National Assembly bill expected to give citizens in Seychelles right to petition for a referendum
Citizens of Seychelles are expected to have the power to push for a referendum by means of a petition, which is the subject of a bill submitted to the National Assembly, a top government official said on Monday.
Attorney General Frank Ally told reporters that the petition would only be legitimate if it is signed by more than 35 percent of registered voters.
“To hold the referendum is a different scenario. It will then be upon the President to decide if the issue is really of national importance to deserve a referendum,” said Ally.
The move to come up with legislation comes after the Seychelles’ President Danny Faure withdrew his letter to the Electoral Commission asking it to organise a referendum for voters to decide if non-residents can vote in elections.
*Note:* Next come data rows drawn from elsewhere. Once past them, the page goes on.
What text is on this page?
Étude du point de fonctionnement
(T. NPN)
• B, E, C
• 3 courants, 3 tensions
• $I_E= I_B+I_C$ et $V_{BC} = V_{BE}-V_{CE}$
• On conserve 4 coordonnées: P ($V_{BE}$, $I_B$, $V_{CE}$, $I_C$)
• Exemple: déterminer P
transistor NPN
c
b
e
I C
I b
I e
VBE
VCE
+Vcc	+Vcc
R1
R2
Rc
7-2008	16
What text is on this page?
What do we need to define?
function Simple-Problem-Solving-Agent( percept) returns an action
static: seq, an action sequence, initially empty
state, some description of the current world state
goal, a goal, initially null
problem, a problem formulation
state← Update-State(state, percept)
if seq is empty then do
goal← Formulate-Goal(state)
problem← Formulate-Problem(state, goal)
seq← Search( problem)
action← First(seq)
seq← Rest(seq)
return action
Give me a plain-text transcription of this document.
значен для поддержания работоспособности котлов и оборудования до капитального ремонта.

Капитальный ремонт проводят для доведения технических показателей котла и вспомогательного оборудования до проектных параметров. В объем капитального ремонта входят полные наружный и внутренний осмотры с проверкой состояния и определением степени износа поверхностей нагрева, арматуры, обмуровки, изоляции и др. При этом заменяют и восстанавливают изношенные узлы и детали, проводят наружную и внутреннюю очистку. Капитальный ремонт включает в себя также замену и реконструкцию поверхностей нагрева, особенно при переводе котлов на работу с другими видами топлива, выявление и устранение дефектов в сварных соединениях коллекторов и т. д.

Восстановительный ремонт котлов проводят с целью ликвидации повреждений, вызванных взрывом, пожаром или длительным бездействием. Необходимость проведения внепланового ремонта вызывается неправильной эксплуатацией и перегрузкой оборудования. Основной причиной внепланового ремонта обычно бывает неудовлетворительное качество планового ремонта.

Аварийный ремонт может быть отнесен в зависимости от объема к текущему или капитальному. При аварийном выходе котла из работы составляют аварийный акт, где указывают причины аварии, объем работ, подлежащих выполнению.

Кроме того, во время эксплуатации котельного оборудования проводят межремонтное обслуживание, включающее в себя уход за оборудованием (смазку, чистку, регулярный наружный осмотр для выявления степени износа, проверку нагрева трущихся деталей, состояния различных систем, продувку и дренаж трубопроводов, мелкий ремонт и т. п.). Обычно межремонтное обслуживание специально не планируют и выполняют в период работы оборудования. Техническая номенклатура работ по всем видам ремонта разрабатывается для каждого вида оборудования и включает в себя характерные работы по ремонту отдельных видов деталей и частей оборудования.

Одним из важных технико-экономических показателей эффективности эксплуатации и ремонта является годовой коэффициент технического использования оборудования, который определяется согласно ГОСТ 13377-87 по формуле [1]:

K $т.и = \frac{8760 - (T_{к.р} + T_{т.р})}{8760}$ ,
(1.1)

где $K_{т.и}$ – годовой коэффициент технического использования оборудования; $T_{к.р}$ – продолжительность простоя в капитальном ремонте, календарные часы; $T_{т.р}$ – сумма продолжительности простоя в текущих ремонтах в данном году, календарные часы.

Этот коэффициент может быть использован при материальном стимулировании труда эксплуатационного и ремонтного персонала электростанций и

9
Seychelles had a constitutional referendum in 1993 following the amendment of the constitution in 1992 when multiparty democracy was reintroduced. The 1993 Constitution does not allow a Seychellois living abroad to vote in presidential or legislative elections nor in a referendum. A citizen living abroad must reside in a local electoral area for at least three months to able to vote.
Following mixed responses, the President directed the Attorney General to prepare and draft clear and unambiguous legislation relating to the holding of referenda in Seychelles
“Divergent views and opinions have recently been expressed on whether or not the president under the existing constitutional and legal provisions can refer an issue that the president considers of significant national importance or interest for determination at a referendum. Therefore this bill will address all that,” said Ally.
At present, Seychelles, an archipelago in the western Indian Ocean, has around 30,000 of its citizens living abroad.
The legislature will also clear the existing gap in the law governing referendum and in the manner it is conducted, said Ally.
According to the new proposed bill a referendum shall not be held when the National Assembly is dissolved during the campaign for a presidential or a national assembly election.
Nor shall a referendum be held during a state of emergency, the removal of the president, vice-president, minister or any other person appointed or elected under the Constitution; treaties, agreements or conventions in respect of international relations and any matter that will compromise public order, defence or security of Seychelles.
The legislature also makes provisions for penalties to be given in any case of false or misleading declaration.
“A person who knowingly makes a false or misleading declaration in a petition under this section, commits an offence and is liable on conviction, to a fine not exceeding SCR 100,000 ($7,300) or to imprisonment for a term not exceeding 2 years or to both a fine and imprisonment,” said Ally.